Ciò che filtra dai corridoi di Palazzo Chigi sul picco di immigrazione di questi giorni prefigura una decisione di difficile adozione e di ancora più difficile attuazione: impedire alle navi non battenti bandiera italiana di entrare nei nostri porti (e, quindi, di dirigersi in quelli francesi e spagnoli, o di nazioni minori). L'Italia ha lasciato che la piaga incancrenisse e che le navi di vere o presunte organizzazioni umanitarie crescessero in modo esponenziale di numero, intensificando le loro relazioni coi trafficanti di povera gente.

Talché il soccorso in mare s'è trasformato in raccolta della gente in prossimità delle coste libiche.Come api richiamate da una improvvisa fioritura, così i natanti di mezzo mondo accorrono sulle coste del disgraziato (per l'anarchia sostanziale che l'ha colpito) paese africano, stimolando, essi stessi, il traffico e agevolando concretamente gli affari sporchi di questi luridi criminali che speculano sui disgraziati che vogliono arrivare in Europa. Gli ultimi dati parlano di oltre 6 mila arrivi al giorno, un numero inaccettabile sotto ogni profilo che travolge ogni politica, ogni tentativo di disciplina, ogni necessità d'ordine.

Alle volte mi sembra di scrivere per gente che non sa leggere e di parlare con i sordi: lo si capiva da tempo che, se non si costruisce una diga saremo sommersi. Anzi, se non si interviene in modo deciso il flusso è destinato a crescere. E occorre muoversi nei paesi di partenza spiegando e facendo spiegare che è finita che è inutile mettersi in viaggio e che si rimarrà a marcire nei campi libici. La mia casa, il mio paese non possono essere trasformati in un sterminato deposito di gente affamata, dalla situazione sanitaria imprecisata, dalle prospettive uguali a zero, salvo quella di mettere sottosopra i territori in cui sbarcano e in cui si disperdono come le cavallette della biblica piaga.

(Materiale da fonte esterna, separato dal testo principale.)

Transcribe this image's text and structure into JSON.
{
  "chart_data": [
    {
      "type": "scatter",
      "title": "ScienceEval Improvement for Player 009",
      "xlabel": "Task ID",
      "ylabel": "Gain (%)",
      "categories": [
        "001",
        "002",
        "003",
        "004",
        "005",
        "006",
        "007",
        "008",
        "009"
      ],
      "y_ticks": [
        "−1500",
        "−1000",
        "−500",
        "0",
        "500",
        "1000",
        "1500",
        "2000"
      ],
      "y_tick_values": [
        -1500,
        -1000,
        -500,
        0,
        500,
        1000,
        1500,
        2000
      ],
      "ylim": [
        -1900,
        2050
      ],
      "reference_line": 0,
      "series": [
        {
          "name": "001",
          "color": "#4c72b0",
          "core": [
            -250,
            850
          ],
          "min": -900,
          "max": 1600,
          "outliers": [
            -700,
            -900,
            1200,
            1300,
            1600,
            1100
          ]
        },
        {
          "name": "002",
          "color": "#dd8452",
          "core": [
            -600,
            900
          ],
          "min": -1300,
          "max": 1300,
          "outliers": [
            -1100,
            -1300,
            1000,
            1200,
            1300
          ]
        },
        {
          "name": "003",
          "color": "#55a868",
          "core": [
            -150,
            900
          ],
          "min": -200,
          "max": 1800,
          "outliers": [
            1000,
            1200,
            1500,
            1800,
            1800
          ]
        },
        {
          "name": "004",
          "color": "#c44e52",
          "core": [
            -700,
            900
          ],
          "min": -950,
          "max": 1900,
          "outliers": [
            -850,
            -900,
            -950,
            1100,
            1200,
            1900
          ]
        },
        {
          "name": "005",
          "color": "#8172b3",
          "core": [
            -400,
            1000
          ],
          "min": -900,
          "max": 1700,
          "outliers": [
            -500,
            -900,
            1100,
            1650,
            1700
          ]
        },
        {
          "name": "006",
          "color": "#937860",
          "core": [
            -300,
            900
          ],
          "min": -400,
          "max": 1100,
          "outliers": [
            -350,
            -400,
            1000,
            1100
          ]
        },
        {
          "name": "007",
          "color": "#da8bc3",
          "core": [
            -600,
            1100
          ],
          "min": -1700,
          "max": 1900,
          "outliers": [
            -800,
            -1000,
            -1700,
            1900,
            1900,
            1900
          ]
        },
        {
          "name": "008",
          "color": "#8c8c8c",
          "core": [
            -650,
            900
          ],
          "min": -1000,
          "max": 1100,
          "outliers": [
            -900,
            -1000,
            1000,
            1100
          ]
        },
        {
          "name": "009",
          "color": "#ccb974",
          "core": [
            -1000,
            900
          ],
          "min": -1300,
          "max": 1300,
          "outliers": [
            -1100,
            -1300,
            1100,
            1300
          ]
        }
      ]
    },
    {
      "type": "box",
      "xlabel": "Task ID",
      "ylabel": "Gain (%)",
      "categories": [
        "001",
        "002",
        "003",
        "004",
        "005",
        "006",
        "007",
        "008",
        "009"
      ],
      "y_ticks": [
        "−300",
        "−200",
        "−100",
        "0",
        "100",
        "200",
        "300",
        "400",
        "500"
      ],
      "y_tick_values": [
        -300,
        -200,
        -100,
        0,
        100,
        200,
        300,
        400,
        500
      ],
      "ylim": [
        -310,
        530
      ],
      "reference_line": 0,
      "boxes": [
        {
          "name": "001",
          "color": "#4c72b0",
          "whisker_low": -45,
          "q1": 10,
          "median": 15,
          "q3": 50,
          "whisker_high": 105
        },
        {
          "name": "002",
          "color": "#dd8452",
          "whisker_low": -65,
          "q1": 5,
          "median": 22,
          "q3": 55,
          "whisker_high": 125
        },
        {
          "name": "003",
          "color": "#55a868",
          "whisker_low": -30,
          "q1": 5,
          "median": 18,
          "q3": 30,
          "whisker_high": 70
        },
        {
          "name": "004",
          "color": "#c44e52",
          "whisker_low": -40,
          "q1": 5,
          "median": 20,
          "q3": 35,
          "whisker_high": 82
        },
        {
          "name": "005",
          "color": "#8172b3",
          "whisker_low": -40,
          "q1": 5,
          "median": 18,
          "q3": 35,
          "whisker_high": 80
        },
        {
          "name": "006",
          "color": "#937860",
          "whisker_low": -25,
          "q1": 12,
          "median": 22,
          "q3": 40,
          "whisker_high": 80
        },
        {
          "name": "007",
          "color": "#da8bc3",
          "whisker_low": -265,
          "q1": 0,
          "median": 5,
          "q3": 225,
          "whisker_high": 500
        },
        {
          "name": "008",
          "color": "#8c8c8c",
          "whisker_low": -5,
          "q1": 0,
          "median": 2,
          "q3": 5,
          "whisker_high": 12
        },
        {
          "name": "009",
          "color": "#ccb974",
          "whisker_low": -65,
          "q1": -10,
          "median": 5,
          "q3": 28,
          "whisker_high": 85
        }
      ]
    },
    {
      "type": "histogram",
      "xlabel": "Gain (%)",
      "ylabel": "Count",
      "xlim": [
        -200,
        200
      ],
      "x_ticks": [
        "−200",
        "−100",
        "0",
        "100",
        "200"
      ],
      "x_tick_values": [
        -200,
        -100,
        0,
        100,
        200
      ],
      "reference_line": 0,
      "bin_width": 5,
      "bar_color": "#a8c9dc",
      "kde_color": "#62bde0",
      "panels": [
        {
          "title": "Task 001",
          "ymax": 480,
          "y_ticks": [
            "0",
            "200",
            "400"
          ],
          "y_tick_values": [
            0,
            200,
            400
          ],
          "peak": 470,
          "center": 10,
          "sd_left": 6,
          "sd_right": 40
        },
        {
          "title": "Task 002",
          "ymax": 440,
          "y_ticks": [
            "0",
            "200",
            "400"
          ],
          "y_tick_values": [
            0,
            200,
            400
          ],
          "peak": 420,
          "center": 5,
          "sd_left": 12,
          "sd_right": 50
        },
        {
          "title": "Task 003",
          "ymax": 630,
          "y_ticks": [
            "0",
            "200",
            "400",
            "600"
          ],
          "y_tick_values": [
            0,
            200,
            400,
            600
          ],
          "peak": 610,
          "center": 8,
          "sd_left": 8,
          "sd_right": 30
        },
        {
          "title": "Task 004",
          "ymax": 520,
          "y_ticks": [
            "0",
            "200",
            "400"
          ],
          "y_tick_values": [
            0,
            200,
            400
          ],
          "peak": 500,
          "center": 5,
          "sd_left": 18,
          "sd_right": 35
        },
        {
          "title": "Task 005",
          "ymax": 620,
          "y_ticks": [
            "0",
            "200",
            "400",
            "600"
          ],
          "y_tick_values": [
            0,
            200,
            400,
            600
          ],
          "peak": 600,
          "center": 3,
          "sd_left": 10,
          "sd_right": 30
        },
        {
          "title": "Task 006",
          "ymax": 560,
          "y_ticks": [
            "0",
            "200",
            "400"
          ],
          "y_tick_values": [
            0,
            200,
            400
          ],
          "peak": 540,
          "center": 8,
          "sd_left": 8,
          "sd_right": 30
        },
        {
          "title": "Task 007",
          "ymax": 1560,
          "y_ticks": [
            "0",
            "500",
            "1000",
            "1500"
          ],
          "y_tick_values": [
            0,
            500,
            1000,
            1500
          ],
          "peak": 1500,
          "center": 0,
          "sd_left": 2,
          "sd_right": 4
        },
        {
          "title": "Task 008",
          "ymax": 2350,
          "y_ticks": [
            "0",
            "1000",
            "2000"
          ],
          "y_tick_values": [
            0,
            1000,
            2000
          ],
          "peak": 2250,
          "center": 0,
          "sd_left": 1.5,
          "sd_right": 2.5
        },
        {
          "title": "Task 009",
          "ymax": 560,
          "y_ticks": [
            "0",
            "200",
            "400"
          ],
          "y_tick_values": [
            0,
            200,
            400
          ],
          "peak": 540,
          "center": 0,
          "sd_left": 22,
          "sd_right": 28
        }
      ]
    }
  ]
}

Ora, credete possibile attuare questa sorta di blocco navale al contrario, chiudendo, con mezzi militari, l'accesso ai nostri punti di attracco? Ci vorrebbe una nazione coesa, una nazione nella quale maggioranza e opposizioni dialogano sull'interesse collettivo, un senso di responsabilità che dovrebbe coinvolgere un comico affarista, la miriade di nemici di Renzi, e tutto il buonismo italiota, quello che, dietro le esigenze umanitarie, lucra fior di milioni e specula sui migranti (sui finanziamenti, cioè, che lo Stato mette a disposizione: di essi solo una modesta percentuale viene spesa effettivamente in vitto e in soldo quotidiano, il resto finisce in mani rapaci, altrettanto rapaci di quelle dei trafficanti).

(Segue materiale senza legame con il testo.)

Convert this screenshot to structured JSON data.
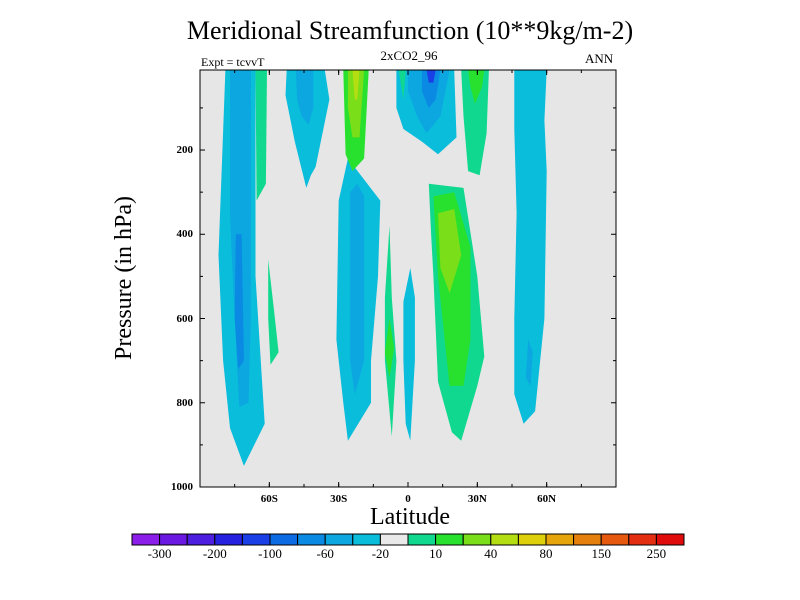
{
  "chart_data": {
    "type": "contour",
    "title": "Meridional Streamfunction (10**9kg/m-2)",
    "subtitle": "2xCO2_96",
    "left_note": "Expt = tcvvT",
    "right_note": "ANN",
    "xlabel": "Latitude",
    "ylabel": "Pressure (in hPa)",
    "xlim": [
      -90,
      90
    ],
    "ylim": [
      1000,
      10
    ],
    "background_color": "#e6e6e6",
    "x_ticks": [
      {
        "value": -60,
        "label": "60S"
      },
      {
        "value": -30,
        "label": "30S"
      },
      {
        "value": 0,
        "label": "0"
      },
      {
        "value": 30,
        "label": "30N"
      },
      {
        "value": 60,
        "label": "60N"
      }
    ],
    "y_ticks": [
      {
        "value": 200,
        "label": "200"
      },
      {
        "value": 400,
        "label": "400"
      },
      {
        "value": 600,
        "label": "600"
      },
      {
        "value": 800,
        "label": "800"
      },
      {
        "value": 1000,
        "label": "1000"
      }
    ],
    "colorbar": {
      "colors": [
        "#8b1ee8",
        "#6b18e3",
        "#4d1de0",
        "#2621e0",
        "#1a3fe6",
        "#0c6ae3",
        "#0a8ae3",
        "#0ca6e0",
        "#09bddb",
        "#e9e9e9",
        "#10d98f",
        "#28e02e",
        "#7ade19",
        "#b5de12",
        "#dfd00c",
        "#e6a50b",
        "#e6800c",
        "#e6580e",
        "#e32e12",
        "#e00c0c"
      ],
      "labels": [
        "-300",
        "-200",
        "-100",
        "-60",
        "-20",
        "10",
        "40",
        "80",
        "150",
        "250"
      ]
    },
    "contour_regions": [
      {
        "color": "#09bddb",
        "points": [
          [
            -79,
            10
          ],
          [
            -66,
            10
          ],
          [
            -66,
            500
          ],
          [
            -62,
            850
          ],
          [
            -71,
            950
          ],
          [
            -77,
            860
          ],
          [
            -80,
            700
          ],
          [
            -82,
            450
          ]
        ]
      },
      {
        "color": "#0ca6e0",
        "points": [
          [
            -77,
            10
          ],
          [
            -68,
            10
          ],
          [
            -68,
            600
          ],
          [
            -69,
            800
          ],
          [
            -73,
            810
          ],
          [
            -75,
            600
          ],
          [
            -77,
            350
          ]
        ]
      },
      {
        "color": "#0a8ae3",
        "points": [
          [
            -74.5,
            400
          ],
          [
            -72,
            400
          ],
          [
            -71,
            700
          ],
          [
            -73.5,
            720
          ],
          [
            -75,
            600
          ]
        ]
      },
      {
        "color": "#10d98f",
        "points": [
          [
            -66,
            10
          ],
          [
            -61,
            10
          ],
          [
            -61.5,
            280
          ],
          [
            -65.5,
            320
          ]
        ]
      },
      {
        "color": "#10d98f",
        "points": [
          [
            -60.5,
            460
          ],
          [
            -58,
            580
          ],
          [
            -56,
            680
          ],
          [
            -59.5,
            710
          ],
          [
            -60.5,
            600
          ]
        ]
      },
      {
        "color": "#09bddb",
        "points": [
          [
            -52.5,
            10
          ],
          [
            -36,
            10
          ],
          [
            -34,
            80
          ],
          [
            -37,
            160
          ],
          [
            -40,
            240
          ],
          [
            -42,
            260
          ],
          [
            -44,
            290
          ],
          [
            -49,
            180
          ],
          [
            -53,
            70
          ]
        ]
      },
      {
        "color": "#0ca6e0",
        "points": [
          [
            -48.5,
            10
          ],
          [
            -41,
            10
          ],
          [
            -41,
            100
          ],
          [
            -43,
            140
          ],
          [
            -46,
            120
          ],
          [
            -48,
            80
          ]
        ]
      },
      {
        "color": "#09bddb",
        "points": [
          [
            -30,
            320
          ],
          [
            -26,
            220
          ],
          [
            -12,
            320
          ],
          [
            -13,
            500
          ],
          [
            -16,
            700
          ],
          [
            -16,
            800
          ],
          [
            -26,
            890
          ],
          [
            -28,
            800
          ],
          [
            -31,
            650
          ]
        ]
      },
      {
        "color": "#0ca6e0",
        "points": [
          [
            -25,
            300
          ],
          [
            -22,
            280
          ],
          [
            -19,
            310
          ],
          [
            -19,
            700
          ],
          [
            -23,
            780
          ],
          [
            -25,
            700
          ]
        ]
      },
      {
        "color": "#28e02e",
        "points": [
          [
            -28,
            10
          ],
          [
            -17,
            10
          ],
          [
            -19,
            220
          ],
          [
            -24,
            250
          ],
          [
            -27,
            210
          ]
        ]
      },
      {
        "color": "#7ade19",
        "points": [
          [
            -26,
            10
          ],
          [
            -19,
            10
          ],
          [
            -21,
            170
          ],
          [
            -24,
            170
          ],
          [
            -26,
            100
          ]
        ]
      },
      {
        "color": "#b5de12",
        "points": [
          [
            -24,
            10
          ],
          [
            -21,
            10
          ],
          [
            -22,
            80
          ],
          [
            -23,
            80
          ]
        ]
      },
      {
        "color": "#09bddb",
        "points": [
          [
            -5,
            10
          ],
          [
            20,
            10
          ],
          [
            21,
            170
          ],
          [
            13,
            210
          ],
          [
            6,
            180
          ],
          [
            -2,
            150
          ],
          [
            -5,
            100
          ]
        ]
      },
      {
        "color": "#0ca6e0",
        "points": [
          [
            0,
            10
          ],
          [
            18,
            10
          ],
          [
            14,
            120
          ],
          [
            8,
            160
          ],
          [
            4,
            120
          ],
          [
            0,
            60
          ]
        ]
      },
      {
        "color": "#0a8ae3",
        "points": [
          [
            6,
            10
          ],
          [
            14,
            10
          ],
          [
            12,
            80
          ],
          [
            9,
            100
          ],
          [
            6,
            60
          ]
        ]
      },
      {
        "color": "#1a3fe6",
        "points": [
          [
            8,
            10
          ],
          [
            12,
            10
          ],
          [
            11,
            40
          ],
          [
            9,
            40
          ]
        ]
      },
      {
        "color": "#10d98f",
        "points": [
          [
            -4,
            10
          ],
          [
            -1,
            10
          ],
          [
            -2,
            80
          ]
        ]
      },
      {
        "color": "#10d98f",
        "points": [
          [
            23,
            10
          ],
          [
            35,
            10
          ],
          [
            34,
            160
          ],
          [
            31,
            260
          ],
          [
            26,
            250
          ],
          [
            24,
            120
          ]
        ]
      },
      {
        "color": "#28e02e",
        "points": [
          [
            26,
            10
          ],
          [
            33,
            10
          ],
          [
            32,
            50
          ],
          [
            29,
            90
          ],
          [
            27,
            50
          ]
        ]
      },
      {
        "color": "#09bddb",
        "points": [
          [
            46,
            10
          ],
          [
            60,
            10
          ],
          [
            59,
            130
          ],
          [
            60,
            250
          ],
          [
            59,
            600
          ],
          [
            55,
            820
          ],
          [
            50,
            850
          ],
          [
            46,
            780
          ],
          [
            46,
            600
          ],
          [
            47,
            350
          ],
          [
            46,
            150
          ]
        ]
      },
      {
        "color": "#0ca6e0",
        "points": [
          [
            52,
            650
          ],
          [
            54,
            680
          ],
          [
            53,
            760
          ],
          [
            51,
            740
          ]
        ]
      },
      {
        "color": "#10d98f",
        "points": [
          [
            9,
            280
          ],
          [
            24,
            290
          ],
          [
            30,
            500
          ],
          [
            33,
            690
          ],
          [
            30,
            760
          ],
          [
            23,
            890
          ],
          [
            19,
            870
          ],
          [
            13,
            750
          ],
          [
            11,
            500
          ],
          [
            10,
            400
          ]
        ]
      },
      {
        "color": "#28e02e",
        "points": [
          [
            11,
            310
          ],
          [
            20,
            300
          ],
          [
            27,
            430
          ],
          [
            27,
            650
          ],
          [
            24,
            760
          ],
          [
            18,
            760
          ],
          [
            13,
            500
          ]
        ]
      },
      {
        "color": "#7ade19",
        "points": [
          [
            13,
            350
          ],
          [
            20,
            340
          ],
          [
            23,
            450
          ],
          [
            18,
            540
          ],
          [
            14,
            480
          ]
        ]
      },
      {
        "color": "#09bddb",
        "points": [
          [
            1,
            480
          ],
          [
            3,
            550
          ],
          [
            3,
            700
          ],
          [
            1,
            890
          ],
          [
            -1,
            850
          ],
          [
            -2,
            700
          ],
          [
            -2,
            560
          ]
        ]
      },
      {
        "color": "#10d98f",
        "points": [
          [
            -8,
            380
          ],
          [
            -7,
            550
          ],
          [
            -5,
            700
          ],
          [
            -7,
            880
          ],
          [
            -10,
            700
          ],
          [
            -10,
            550
          ]
        ]
      },
      {
        "color": "#28e02e",
        "points": [
          [
            -8,
            600
          ],
          [
            -6,
            670
          ],
          [
            -8,
            740
          ],
          [
            -10,
            680
          ]
        ]
      }
    ]
  }
}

Questo il dubbio sostanziale sull'idea del governo. È difficile immaginare soluzioni, anche se (e lo scriviamo da due anni) l'unica realmente efficace è il blocco navale delle coste libiche che impedisce alle imbarcazioni di abbandonarle per il mare aperto. Una misura che non può essere assunta dall'Italia, ma soltanto dall'Europa in un contesto concordato con le Nazioni Unite.

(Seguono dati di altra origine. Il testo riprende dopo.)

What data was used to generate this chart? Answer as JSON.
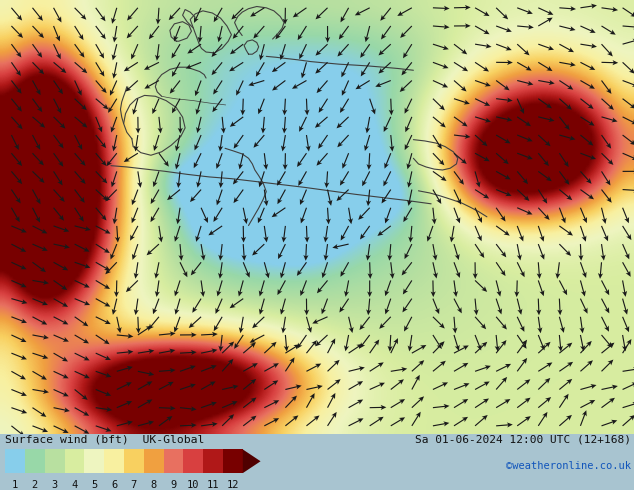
{
  "title_left": "Surface wind (bft)  UK-Global",
  "title_right": "Sa 01-06-2024 12:00 UTC (12+168)",
  "credit": "©weatheronline.co.uk",
  "colorbar_ticks": [
    1,
    2,
    3,
    4,
    5,
    6,
    7,
    8,
    9,
    10,
    11,
    12
  ],
  "colorbar_colors": [
    "#87ceeb",
    "#98d8a8",
    "#b8e0a0",
    "#d8eda0",
    "#eef5c0",
    "#f8f0a0",
    "#f8d060",
    "#f0a040",
    "#e87060",
    "#d84040",
    "#b01818",
    "#780000"
  ],
  "fig_width": 6.34,
  "fig_height": 4.9,
  "dpi": 100
}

Ma il tempo stringe e la piena minaccia di travolgere ciò che resta di una disorganizzazione endemica, che è quella normale del Paese, si tratti di terremoti, di invasione di gente africana, di urbanistica o di controllo del territorio. Questa fase è l'ultimo giro disponibile per le autorità politiche di una nazione europea di primo piano. Lo sa Minniti, lo sa Gentiloni. Di Alfano è meglio non parlare.

Non ci sono più tempi supplementari da giocare.